Microsoft's Talking Head Model: Microsoft has introduced a new model that generates "talking face" videos from audio input and photos. The model uses a diffusion model and significantly outperforms previous methods on all major performance metrics. This release has the potential to revolutionize the way dynamic video content is created from static images and sounds.

Image Generation:

Imgsys Text-to-Image Model: A new platform called Imgsys has been launched to facilitate pairwise comparisons and build Elo ratings for various text-to-image models. This includes checkpoints for models such as SDXL as well as standalone models comparable to Pixart-Sigma.

NVIDIA’s Diffusion Model Enhancements: NVIDIA published two papers detailing methods for improving image generation quality using diffusion models without direct model retraining. The first method leverages classifier-free scheduling to enhance image sharpness, while the second method optimizes the denoising step to further optimize the output.

Improved Portrait Generation IP Adapter: We developed an enhanced IP adapter for generating accurate and detailed portraits from photographs.
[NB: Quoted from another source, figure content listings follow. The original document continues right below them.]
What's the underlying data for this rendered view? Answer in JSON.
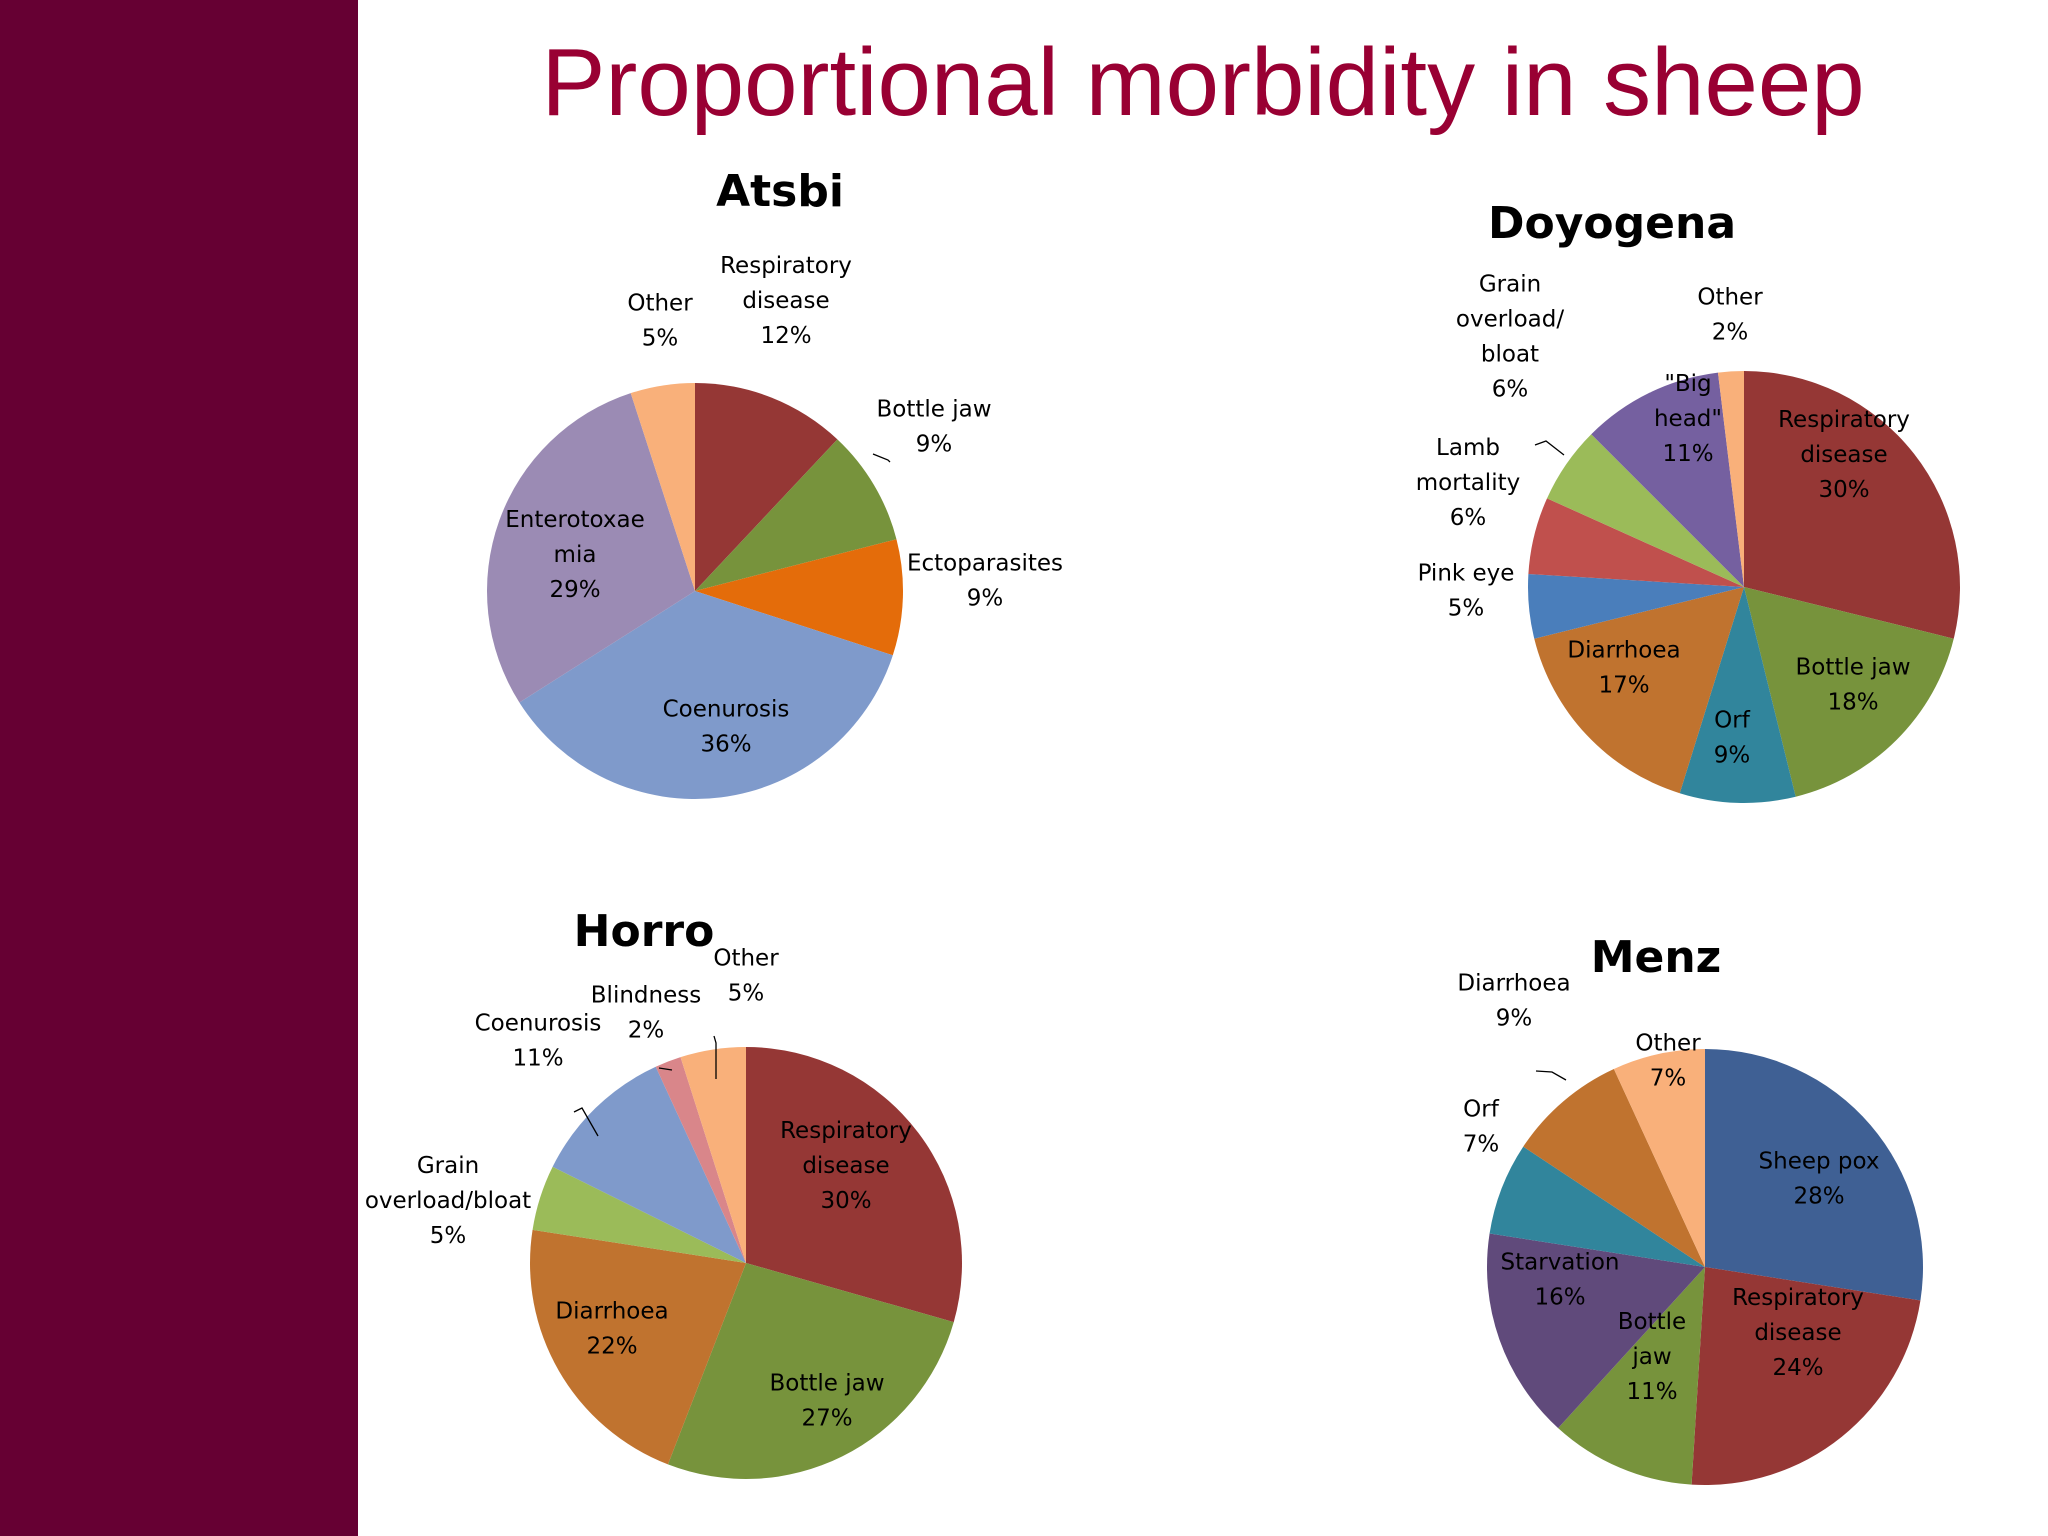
{
  "slide": {
    "title": "Proportional morbidity in sheep",
    "accent_color": "#660033",
    "title_color": "#990033"
  },
  "chart_data": [
    {
      "type": "pie",
      "title": "Atsbi",
      "categories": [
        "Respiratory disease",
        "Bottle jaw",
        "Ectoparasites",
        "Coenurosis",
        "Enterotoxaemia",
        "Other"
      ],
      "values": [
        12,
        9,
        9,
        36,
        29,
        5
      ],
      "labels": [
        {
          "lines": [
            "Respiratory",
            "disease",
            "12%"
          ]
        },
        {
          "lines": [
            "Bottle jaw",
            "9%"
          ]
        },
        {
          "lines": [
            "Ectoparasites",
            "9%"
          ]
        },
        {
          "lines": [
            "Coenurosis",
            "36%"
          ]
        },
        {
          "lines": [
            "Enterotoxae",
            "mia",
            "29%"
          ]
        },
        {
          "lines": [
            "Other",
            "5%"
          ]
        }
      ],
      "colors": [
        "#953735",
        "#77933C",
        "#E46C0A",
        "#7F9ACB",
        "#9B8BB4",
        "#F9B07A"
      ]
    },
    {
      "type": "pie",
      "title": "Doyogena",
      "categories": [
        "Respiratory disease",
        "Bottle jaw",
        "Orf",
        "Diarrhoea",
        "Pink eye",
        "Lamb mortality",
        "Grain overload/bloat",
        "\"Big head\"",
        "Other"
      ],
      "values": [
        30,
        18,
        9,
        17,
        5,
        6,
        6,
        11,
        2
      ],
      "labels": [
        {
          "lines": [
            "Respiratory",
            "disease",
            "30%"
          ]
        },
        {
          "lines": [
            "Bottle jaw",
            "18%"
          ]
        },
        {
          "lines": [
            "Orf",
            "9%"
          ]
        },
        {
          "lines": [
            "Diarrhoea",
            "17%"
          ]
        },
        {
          "lines": [
            "Pink eye",
            "5%"
          ]
        },
        {
          "lines": [
            "Lamb",
            "mortality",
            "6%"
          ]
        },
        {
          "lines": [
            "Grain",
            "overload/",
            "bloat",
            "6%"
          ]
        },
        {
          "lines": [
            "\"Big",
            "head\"",
            "11%"
          ]
        },
        {
          "lines": [
            "Other",
            "2%"
          ]
        }
      ],
      "colors": [
        "#953735",
        "#77933C",
        "#31859C",
        "#C0732F",
        "#4A7EBB",
        "#C0504D",
        "#9BBB59",
        "#7560A0",
        "#F9B07A"
      ]
    },
    {
      "type": "pie",
      "title": "Horro",
      "categories": [
        "Respiratory disease",
        "Bottle jaw",
        "Diarrhoea",
        "Grain overload/bloat",
        "Coenurosis",
        "Blindness",
        "Other"
      ],
      "values": [
        30,
        27,
        22,
        5,
        11,
        2,
        5
      ],
      "labels": [
        {
          "lines": [
            "Respiratory",
            "disease",
            "30%"
          ]
        },
        {
          "lines": [
            "Bottle jaw",
            "27%"
          ]
        },
        {
          "lines": [
            "Diarrhoea",
            "22%"
          ]
        },
        {
          "lines": [
            "Grain",
            "overload/bloat",
            "5%"
          ]
        },
        {
          "lines": [
            "Coenurosis",
            "11%"
          ]
        },
        {
          "lines": [
            "Blindness",
            "2%"
          ]
        },
        {
          "lines": [
            "Other",
            "5%"
          ]
        }
      ],
      "colors": [
        "#953735",
        "#77933C",
        "#C0732F",
        "#9BBB59",
        "#7F9ACB",
        "#D9868A",
        "#F9B07A"
      ]
    },
    {
      "type": "pie",
      "title": "Menz",
      "categories": [
        "Sheep pox",
        "Respiratory disease",
        "Bottle jaw",
        "Starvation",
        "Orf",
        "Diarrhoea",
        "Other"
      ],
      "values": [
        28,
        24,
        11,
        16,
        7,
        9,
        7
      ],
      "labels": [
        {
          "lines": [
            "Sheep pox",
            "28%"
          ]
        },
        {
          "lines": [
            "Respiratory",
            "disease",
            "24%"
          ]
        },
        {
          "lines": [
            "Bottle",
            "jaw",
            "11%"
          ]
        },
        {
          "lines": [
            "Starvation",
            "16%"
          ]
        },
        {
          "lines": [
            "Orf",
            "7%"
          ]
        },
        {
          "lines": [
            "Diarrhoea",
            "9%"
          ]
        },
        {
          "lines": [
            "Other",
            "7%"
          ]
        }
      ],
      "colors": [
        "#3F6094",
        "#953735",
        "#77933C",
        "#604A7B",
        "#31859C",
        "#C0732F",
        "#F9B07A"
      ]
    }
  ]
}
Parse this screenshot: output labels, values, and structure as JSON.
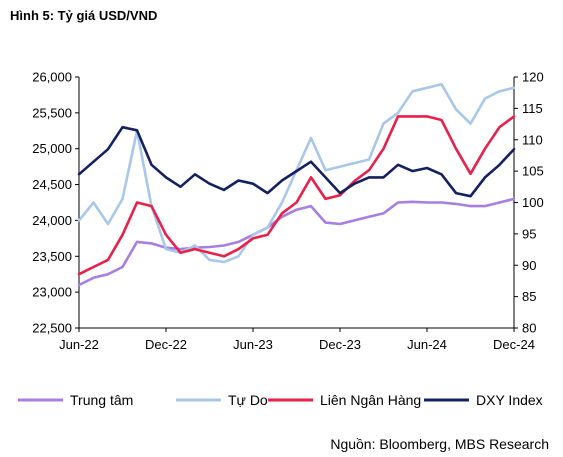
{
  "title": "Hình 5: Tỷ giá USD/VND",
  "source": "Nguồn: Bloomberg, MBS Research",
  "chart_data": {
    "type": "line",
    "x_ticks": [
      "Jun-22",
      "Dec-22",
      "Jun-23",
      "Dec-23",
      "Jun-24",
      "Dec-24"
    ],
    "x_range": [
      "2022-06",
      "2024-12"
    ],
    "ylim_left": [
      22500,
      26000
    ],
    "yticks_left": [
      "22,500",
      "23,000",
      "23,500",
      "24,000",
      "24,500",
      "25,000",
      "25,500",
      "26,000"
    ],
    "ylim_right": [
      80,
      120
    ],
    "yticks_right": [
      "80",
      "85",
      "90",
      "95",
      "100",
      "105",
      "110",
      "115",
      "120"
    ],
    "legend_position": "bottom",
    "series": [
      {
        "name": "Trung tâm",
        "axis": "left",
        "color": "#A77FE0",
        "x": [
          "2022-06",
          "2022-07",
          "2022-08",
          "2022-09",
          "2022-10",
          "2022-11",
          "2022-12",
          "2023-01",
          "2023-02",
          "2023-03",
          "2023-04",
          "2023-05",
          "2023-06",
          "2023-07",
          "2023-08",
          "2023-09",
          "2023-10",
          "2023-11",
          "2023-12",
          "2024-01",
          "2024-02",
          "2024-03",
          "2024-04",
          "2024-05",
          "2024-06",
          "2024-07",
          "2024-08",
          "2024-09",
          "2024-10",
          "2024-11",
          "2024-12"
        ],
        "values": [
          23100,
          23200,
          23250,
          23350,
          23700,
          23680,
          23620,
          23600,
          23620,
          23630,
          23650,
          23700,
          23800,
          23900,
          24050,
          24150,
          24200,
          23970,
          23950,
          24000,
          24050,
          24100,
          24250,
          24260,
          24250,
          24250,
          24230,
          24200,
          24200,
          24250,
          24300
        ]
      },
      {
        "name": "Tự Do",
        "axis": "left",
        "color": "#A9C7E8",
        "x": [
          "2022-06",
          "2022-07",
          "2022-08",
          "2022-09",
          "2022-10",
          "2022-11",
          "2022-12",
          "2023-01",
          "2023-02",
          "2023-03",
          "2023-04",
          "2023-05",
          "2023-06",
          "2023-07",
          "2023-08",
          "2023-09",
          "2023-10",
          "2023-11",
          "2023-12",
          "2024-01",
          "2024-02",
          "2024-03",
          "2024-04",
          "2024-05",
          "2024-06",
          "2024-07",
          "2024-08",
          "2024-09",
          "2024-10",
          "2024-11",
          "2024-12"
        ],
        "values": [
          24000,
          24250,
          23950,
          24300,
          25250,
          24200,
          23600,
          23550,
          23650,
          23450,
          23420,
          23500,
          23800,
          23900,
          24250,
          24700,
          25150,
          24700,
          24750,
          24800,
          24850,
          25350,
          25500,
          25800,
          25850,
          25900,
          25550,
          25350,
          25700,
          25800,
          25850
        ]
      },
      {
        "name": "Liên Ngân Hàng",
        "axis": "left",
        "color": "#E8204A",
        "x": [
          "2022-06",
          "2022-07",
          "2022-08",
          "2022-09",
          "2022-10",
          "2022-11",
          "2022-12",
          "2023-01",
          "2023-02",
          "2023-03",
          "2023-04",
          "2023-05",
          "2023-06",
          "2023-07",
          "2023-08",
          "2023-09",
          "2023-10",
          "2023-11",
          "2023-12",
          "2024-01",
          "2024-02",
          "2024-03",
          "2024-04",
          "2024-05",
          "2024-06",
          "2024-07",
          "2024-08",
          "2024-09",
          "2024-10",
          "2024-11",
          "2024-12"
        ],
        "values": [
          23250,
          23350,
          23450,
          23800,
          24250,
          24200,
          23800,
          23550,
          23600,
          23550,
          23500,
          23600,
          23750,
          23800,
          24100,
          24250,
          24600,
          24300,
          24350,
          24550,
          24700,
          25000,
          25450,
          25450,
          25450,
          25400,
          25000,
          24650,
          25000,
          25300,
          25450
        ]
      },
      {
        "name": "DXY Index",
        "axis": "right",
        "color": "#14215E",
        "x": [
          "2022-06",
          "2022-07",
          "2022-08",
          "2022-09",
          "2022-10",
          "2022-11",
          "2022-12",
          "2023-01",
          "2023-02",
          "2023-03",
          "2023-04",
          "2023-05",
          "2023-06",
          "2023-07",
          "2023-08",
          "2023-09",
          "2023-10",
          "2023-11",
          "2023-12",
          "2024-01",
          "2024-02",
          "2024-03",
          "2024-04",
          "2024-05",
          "2024-06",
          "2024-07",
          "2024-08",
          "2024-09",
          "2024-10",
          "2024-11",
          "2024-12"
        ],
        "values": [
          104.5,
          106.5,
          108.5,
          112,
          111.5,
          106,
          104,
          102.5,
          104.5,
          103,
          102,
          103.5,
          103,
          101.5,
          103.5,
          105,
          106.5,
          104,
          101.5,
          103,
          104,
          104,
          106,
          105,
          105.5,
          104.5,
          101.5,
          101,
          104,
          106,
          108.5
        ]
      }
    ]
  }
}
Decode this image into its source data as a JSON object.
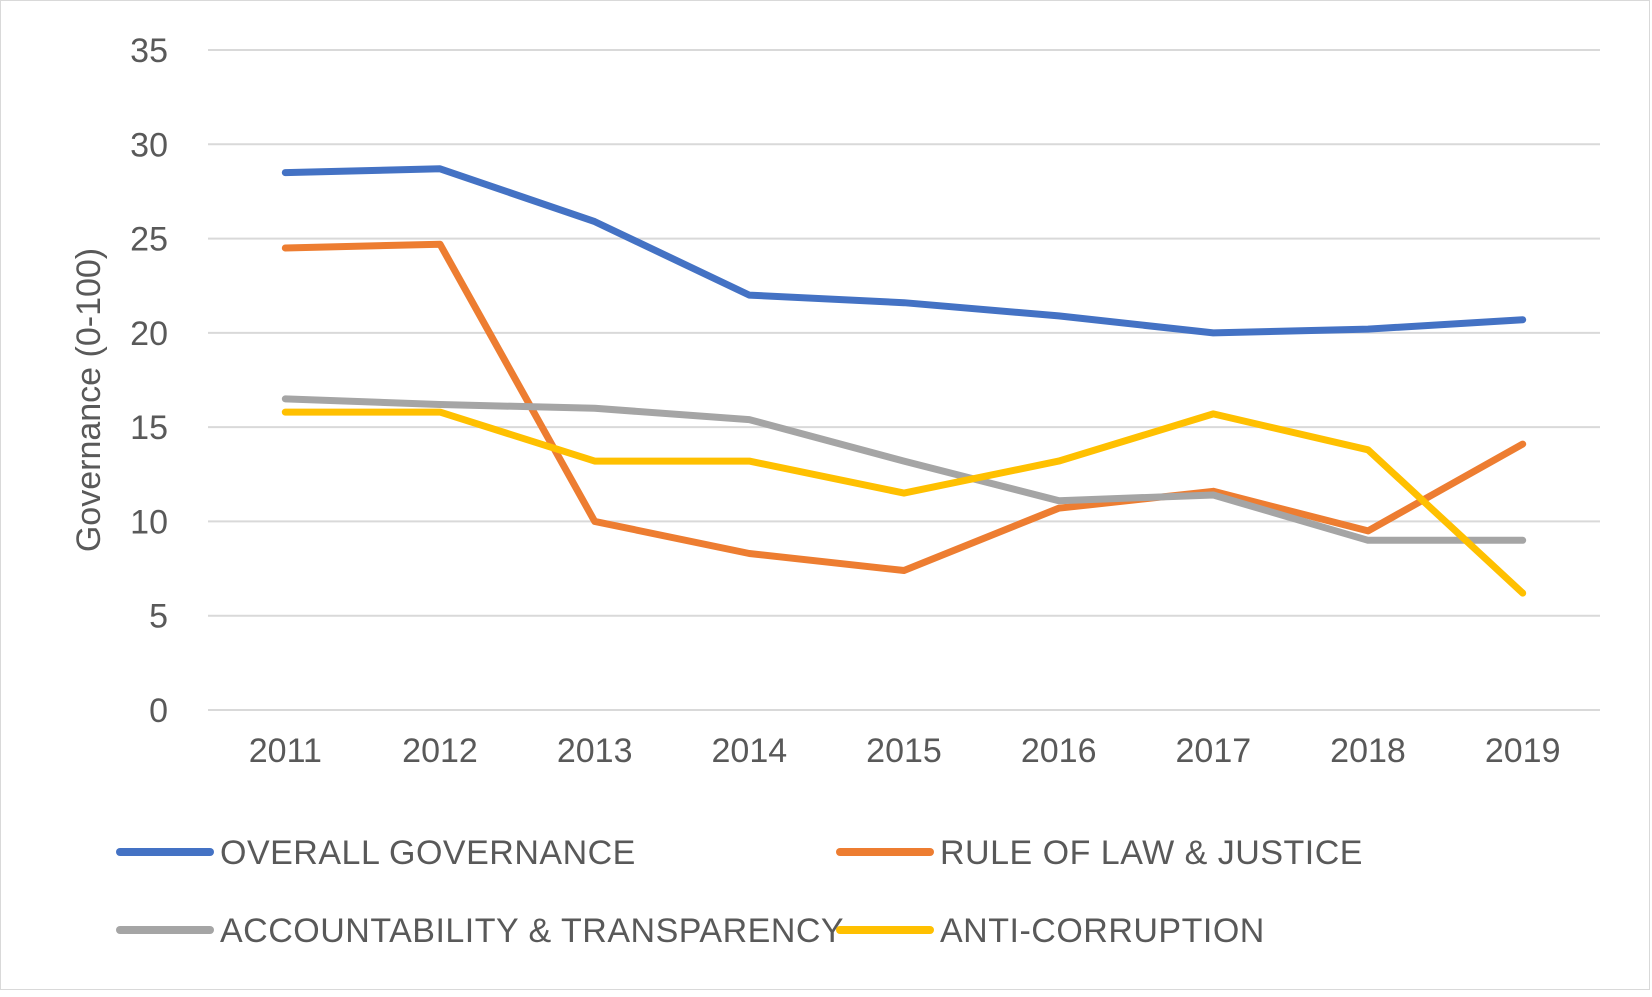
{
  "chart_data": {
    "type": "line",
    "title": "",
    "xlabel": "",
    "ylabel": "Governance  (0-100)",
    "categories": [
      "2011",
      "2012",
      "2013",
      "2014",
      "2015",
      "2016",
      "2017",
      "2018",
      "2019"
    ],
    "ylim": [
      0,
      35
    ],
    "yticks": [
      0,
      5,
      10,
      15,
      20,
      25,
      30,
      35
    ],
    "grid": true,
    "legend_position": "bottom",
    "series": [
      {
        "name": "OVERALL GOVERNANCE",
        "color": "#4472C4",
        "values": [
          28.5,
          28.7,
          25.9,
          22.0,
          21.6,
          20.9,
          20.0,
          20.2,
          20.7
        ]
      },
      {
        "name": "RULE OF LAW & JUSTICE",
        "color": "#ED7D31",
        "values": [
          24.5,
          24.7,
          10.0,
          8.3,
          7.4,
          10.7,
          11.6,
          9.5,
          14.1
        ]
      },
      {
        "name": "ACCOUNTABILITY & TRANSPARENCY",
        "color": "#A5A5A5",
        "values": [
          16.5,
          16.2,
          16.0,
          15.4,
          13.2,
          11.1,
          11.4,
          9.0,
          9.0
        ]
      },
      {
        "name": "ANTI-CORRUPTION",
        "color": "#FFC000",
        "values": [
          15.8,
          15.8,
          13.2,
          13.2,
          11.5,
          13.2,
          15.7,
          13.8,
          6.2
        ]
      }
    ]
  }
}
The tool uses advanced image processing techniques to improve the realism and quality of generated portraits.

Meta’s Diffusion Model Acceleration: Meta published a paper detailing their new method, “Imagine Flash,” to accelerate diffusion models through a technique called “reverse distillation.” This method significantly speeds up the processing time of diffusion models while maintaining or even improving the quality of generated images.

Adobe Firefly v3 for Photoshop: Adobe has introduced Firefly v3, a new version of its integration into Photoshop. The tool allows users to degrade specific objects, change backgrounds, and generate new images from scratch.